Capture By Union Navy Forces
Shortly after midnight, lookouts on screw steamer Stettin — herself an erstwhile blockade runner now, following capture, turned blockader — spotted Aries off Bull's Bay, South Carolina, attempting to slip through the blockade with a cargo of liquor. The Union screw gunboat immediately weighed anchor and gave chase. When the runner was within range, Stettin opened fire on Aries and continued the pursuit until shoal water forced her to anchor.
At daybreak, Stettin's commanding officer, Acting Master Edward F. Devens, saw that his quarry had run ashore on the south end of Petrel Bank.
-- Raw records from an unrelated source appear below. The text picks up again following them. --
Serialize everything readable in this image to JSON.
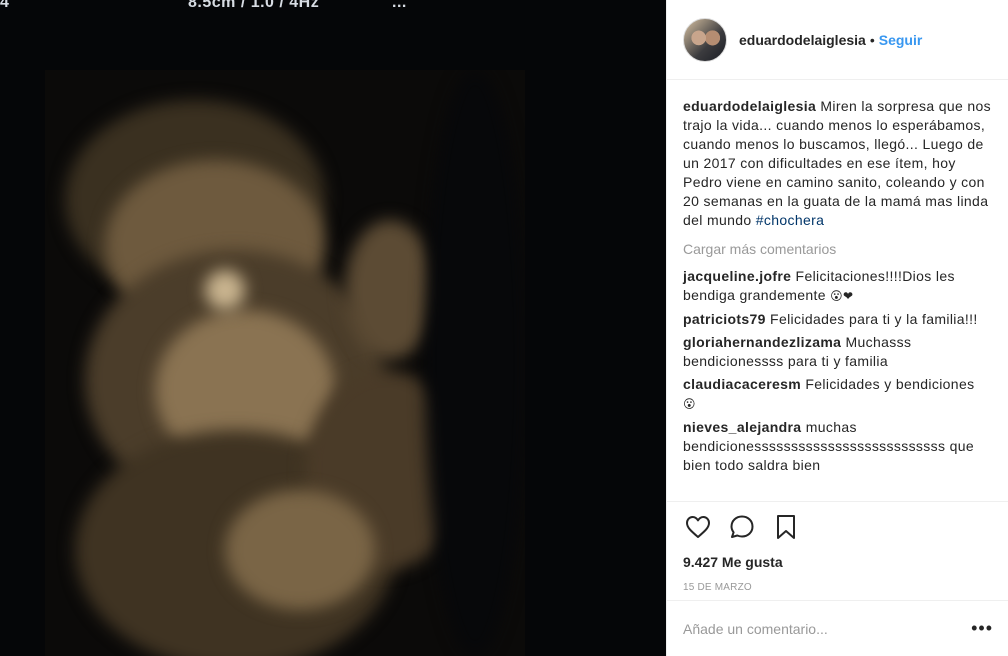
{
  "media": {
    "overlay_left": "4",
    "overlay_scan": "8.5cm / 1.0 / 4Hz",
    "overlay_right": "..."
  },
  "header": {
    "username": "eduardodelaiglesia",
    "separator": "•",
    "follow_label": "Seguir"
  },
  "caption": {
    "username": "eduardodelaiglesia",
    "text": "Miren la sorpresa que nos trajo la vida... cuando menos lo esperábamos, cuando menos lo buscamos, llegó... Luego de un 2017 con dificultades en ese ítem, hoy Pedro viene en camino sanito, coleando y con 20 semanas en la guata de la mamá mas linda del mundo",
    "hashtag": "#chochera"
  },
  "load_more_label": "Cargar más comentarios",
  "comments": [
    {
      "user": "jacqueline.jofre",
      "text": "Felicitaciones!!!!Dios les bendiga grandemente",
      "emoji": "😮❤"
    },
    {
      "user": "patriciots79",
      "text": "Felicidades para ti y la familia!!!",
      "emoji": ""
    },
    {
      "user": "gloriahernandezlizama",
      "text": "Muchasss bendicionessss para ti y familia",
      "emoji": ""
    },
    {
      "user": "claudiacaceresm",
      "text": "Felicidades y bendiciones",
      "emoji": "😮"
    },
    {
      "user": "nieves_alejandra",
      "text": "muchas bendicionessssssssssssssssssssssssss que bien todo saldra bien",
      "emoji": ""
    }
  ],
  "actions": {
    "icons": [
      "heart-icon",
      "comment-icon",
      "bookmark-icon"
    ],
    "likes": "9.427 Me gusta",
    "date": "15 de marzo"
  },
  "add_comment": {
    "placeholder": "Añade un comentario...",
    "more": "•••"
  },
  "colors": {
    "link_blue": "#3897f0",
    "hashtag": "#003569",
    "muted": "#999999",
    "border": "#efefef"
  }
}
He immediately lowered two boats, and, "...taking command in person... went on board and took possession of her as a prize to the U.S. Government." Since the blockade runner was aground astern, Devens had her cargo shifted forward; and the stranded steamer floated free with the rising tide.
Devens took Aries via Charleston to Port Royal, South Carolina, where Rear Admiral Samuel Francis DuPont stated that she "...is the most perfect example of a blockade runner we have yet seen — her masts lower in a peculiar way, invented for this very purpose."
He ordered her north for adjudication in admiralty court and, since Devens was ill, detached him from Stettin and placed him in charge of the prize crew for the voyage to Boston, Massachusetts, where she was condemned and purchased there by the Navy on 20 May 1863.